Ectoplacental Cone Isolation, Culture and Assessment

Chapter Summary During rodent development, a transient stage that is rapidly assembled in the extraembryonic placental compartment is the ectoplacental cone, which supports the first functional maternal–fetal interactions before completion of the placenta. During this period (gd 6–8.5), the ectoplacental cone plays a remarkable set of vital functions, finally contributing to cellular subtypes of placental development (to form the junctional zone: the secondary giant and spongiotrophoblast cells, in close association with the chorion involved in placental labyrinth differentiation). Specialized cells that arise from the ectoplacental cone, called secondary trophoblast giant cells (TGCs), are responsible for specific interactions with maternal tissues, which include displacement of uterine epithelium, invasion of the basement membrane and endometrial stroma, phagocytosis of maternal cells, opening of endometrial vessels, and replacement of endothelial cells.
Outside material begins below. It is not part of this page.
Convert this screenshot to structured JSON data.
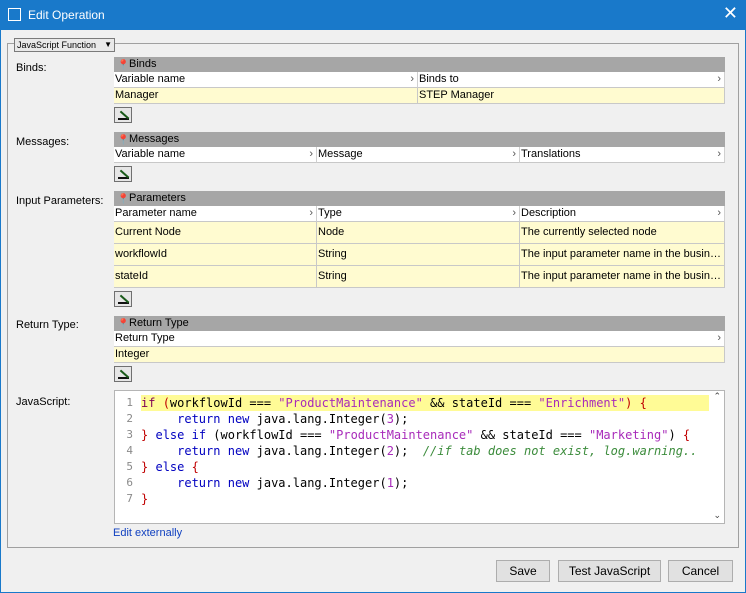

Association of TGCs with the maternal vessels guarantees a blood source that, having embedded the embryo, allows molecular exchange and embryonic development. In some rodent species, further invasion also occurs through the maternal vascular lumen. Along with a mechanical tissue involved with the lodging of the embryo into the uterine stroma, TGCs are actively synthetic cells that produce a large variety of regulatory molecules that act as endocrine, paracrine, and autocrine signals. TGCs are polyploidy, which is thought to accelerate differentiation and therefore increases the intensity and complexity of their roles. In this chapter, we describe and discuss the use of in vitro techniques that have been adapted for the study of the maternal–fetal interaction before placenta completion. Since the cells and the structure belonging to the ectoplacental cone are described in Chapter 10 , we will focus here on the techniques used to establish TGCs in vitro by culturing blastocysts or taking ectoplacental explants. Identification of the cells and cocultures mimicking heterotypic cell–cell interactions in vivo are also described.